ちょっと、きな臭くなってきましたので気分を変えて次の問題にいきましょう。

冒頭でお話しした、支給停止についての過去問です。

 

命令に従わなかったら?

(令和元年問5E)

受給権者が、正当な理由がなくて、国民年金法第107条第1項に規定する受給権者に関する調査における命令に従わず、又は当該調査における職員の質問に応じなかったときは、年金給付の額の全部又は一部につき、その支給を一時差し止めることができる。

 

解説

解答:誤

「一時差し止める」ではなく、「停止する」ことができます。

受給権者が、正当な理由がなくて、身分関係や障害の状態などの調査における命令に従わず、又は当該調査における職員の質問に応じなかったときは、年金給付の額の全部又は一部につき、その支給を停止することができます。

つまり、年金を給付するにあたって必要な情報を集めるために調査しているのに、書類の提出命令などに従わないなら、支給を止めちゃうよ、ということですね。

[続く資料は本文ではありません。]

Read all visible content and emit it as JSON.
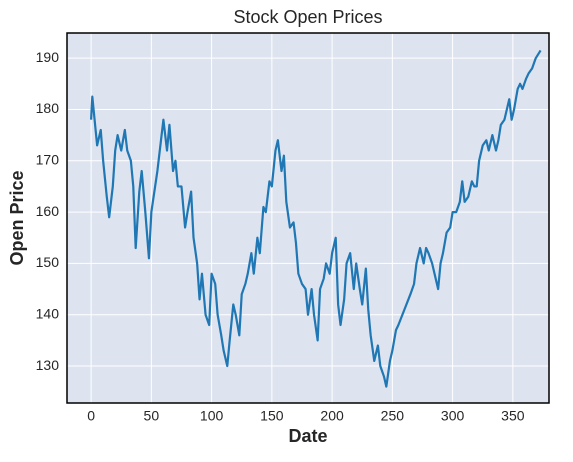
{
  "chart_data": {
    "type": "line",
    "title": "Stock Open Prices",
    "x_label": "Date",
    "y_label": "Open Price",
    "x": [
      0,
      1,
      5,
      8,
      10,
      13,
      15,
      18,
      20,
      22,
      25,
      28,
      30,
      33,
      35,
      37,
      40,
      42,
      45,
      48,
      50,
      55,
      58,
      60,
      63,
      65,
      68,
      70,
      72,
      75,
      78,
      80,
      83,
      85,
      88,
      90,
      92,
      95,
      98,
      100,
      103,
      105,
      108,
      110,
      113,
      115,
      118,
      120,
      123,
      125,
      128,
      130,
      133,
      135,
      138,
      140,
      143,
      145,
      148,
      150,
      153,
      155,
      158,
      160,
      162,
      165,
      168,
      170,
      172,
      175,
      178,
      180,
      183,
      185,
      188,
      190,
      193,
      195,
      198,
      200,
      203,
      205,
      207,
      210,
      212,
      215,
      218,
      220,
      223,
      225,
      228,
      230,
      232,
      235,
      238,
      240,
      243,
      245,
      248,
      250,
      253,
      255,
      260,
      265,
      268,
      270,
      273,
      276,
      278,
      280,
      283,
      285,
      288,
      290,
      292,
      295,
      298,
      300,
      303,
      306,
      308,
      310,
      313,
      316,
      318,
      320,
      322,
      325,
      328,
      330,
      333,
      336,
      338,
      340,
      343,
      345,
      347,
      349,
      351,
      354,
      356,
      358,
      361,
      363,
      366,
      369,
      373
    ],
    "series": [
      {
        "name": "Open",
        "color": "#1f77b4",
        "values": [
          178,
          182.5,
          173,
          176,
          170,
          163,
          159,
          165,
          172,
          175,
          172,
          176,
          172,
          170,
          165,
          153,
          164,
          168,
          160,
          151,
          160,
          168,
          174,
          178,
          172,
          177,
          168,
          170,
          165,
          165,
          157,
          160,
          164,
          155,
          150,
          143,
          148,
          140,
          138,
          148,
          146,
          140,
          136,
          133,
          130,
          135,
          142,
          140,
          136,
          144,
          146,
          148,
          152,
          148,
          155,
          152,
          161,
          160,
          166,
          165,
          172,
          174,
          168,
          171,
          162,
          157,
          158,
          154,
          148,
          146,
          145,
          140,
          145,
          140,
          135,
          145,
          147,
          150,
          148,
          152,
          155,
          142,
          138,
          143,
          150,
          152,
          145,
          150,
          145,
          142,
          149,
          141,
          136,
          131,
          134,
          130,
          128,
          126,
          131,
          133,
          137,
          138,
          141,
          144,
          146,
          150,
          153,
          150,
          153,
          152,
          150,
          148,
          145,
          150,
          152,
          156,
          157,
          160,
          160,
          162,
          166,
          162,
          163,
          166,
          165,
          165,
          170,
          173,
          174,
          172,
          175,
          172,
          174,
          177,
          178,
          180,
          182,
          178,
          180,
          184,
          185,
          184,
          186,
          187,
          188,
          190,
          191.5
        ]
      }
    ],
    "xlim": [
      -20,
      380
    ],
    "ylim": [
      122.8,
      194.9
    ],
    "xticks": [
      0,
      50,
      100,
      150,
      200,
      250,
      300,
      350
    ],
    "yticks": [
      130,
      140,
      150,
      160,
      170,
      180,
      190
    ],
    "grid": true
  }
}
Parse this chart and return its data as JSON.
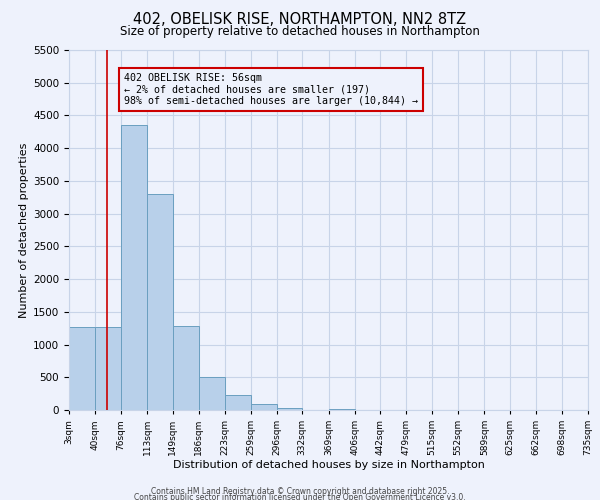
{
  "title": "402, OBELISK RISE, NORTHAMPTON, NN2 8TZ",
  "subtitle": "Size of property relative to detached houses in Northampton",
  "xlabel": "Distribution of detached houses by size in Northampton",
  "ylabel": "Number of detached properties",
  "bin_edges": [
    3,
    40,
    76,
    113,
    149,
    186,
    223,
    259,
    296,
    332,
    369,
    406,
    442,
    479,
    515,
    552,
    589,
    625,
    662,
    698,
    735
  ],
  "bar_heights": [
    1270,
    1270,
    4350,
    3300,
    1280,
    500,
    230,
    90,
    30,
    0,
    20,
    0,
    0,
    0,
    0,
    0,
    0,
    0,
    0,
    0
  ],
  "bar_color": "#b8d0ea",
  "bar_edge_color": "#6a9fc0",
  "tick_labels": [
    "3sqm",
    "40sqm",
    "76sqm",
    "113sqm",
    "149sqm",
    "186sqm",
    "223sqm",
    "259sqm",
    "296sqm",
    "332sqm",
    "369sqm",
    "406sqm",
    "442sqm",
    "479sqm",
    "515sqm",
    "552sqm",
    "589sqm",
    "625sqm",
    "662sqm",
    "698sqm",
    "735sqm"
  ],
  "ylim": [
    0,
    5500
  ],
  "yticks": [
    0,
    500,
    1000,
    1500,
    2000,
    2500,
    3000,
    3500,
    4000,
    4500,
    5000,
    5500
  ],
  "vline_x": 56,
  "vline_color": "#cc0000",
  "annotation_text": "402 OBELISK RISE: 56sqm\n← 2% of detached houses are smaller (197)\n98% of semi-detached houses are larger (10,844) →",
  "bg_color": "#eef2fc",
  "grid_color": "#c8d4e8",
  "footer_line1": "Contains HM Land Registry data © Crown copyright and database right 2025.",
  "footer_line2": "Contains public sector information licensed under the Open Government Licence v3.0."
}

支給停止の場合、支給を止められている間の給付のお金は、後で取り戻すことができません

それに対して、一時差し止めの場合は次のようになっています。

 

書類を出し忘れていただけなんです。

(平成23年問2D)

受給権者は、厚生労働大臣に対し、厚生労働省令の定める事項を届け出、かつ、厚生労働省令の定める書類その他の物件を提出しなければならないが、受給権者が正当な理由がなくて届出をせず、又は書類その他の物件を提出しないとき、厚生労働大臣は年金給付の支払を停止することができる。

 

解説

解答:誤

「停止する」でなく、「一時差し止める」ことができます。

こちらの方は、書類をただ出していなかった、という意味になりますから、命令されているわけではありません。

なので、

一時差し止め」は、書類さえ出せば、差し止められていた期間の分も含めて給付が復活するということになります。

 

今回のポイント

給付制限のポイントは、

  1. 故意に」→「支給しない」、「受給権の消滅
  2. 故意犯罪行為」、「重大過失」、「療養に関する指示に従わない」 →「全部または一部を行わないことができる
  3. 「(書類などの)提出命令従わない」、「質問応じない」 →「支給停止
  4. 届出をしない」、「(書類などの)提出をしない」 →「一時差し止め

となります。

また、

◆「一時差し止め」の場合は、書類を出せば、差し止められた当時にさかのぼって給付してもらえますが、「支給停止」は命令に従わなかったという悪質性から、後で書類を提出しても、さかのぼって給付されることはありません。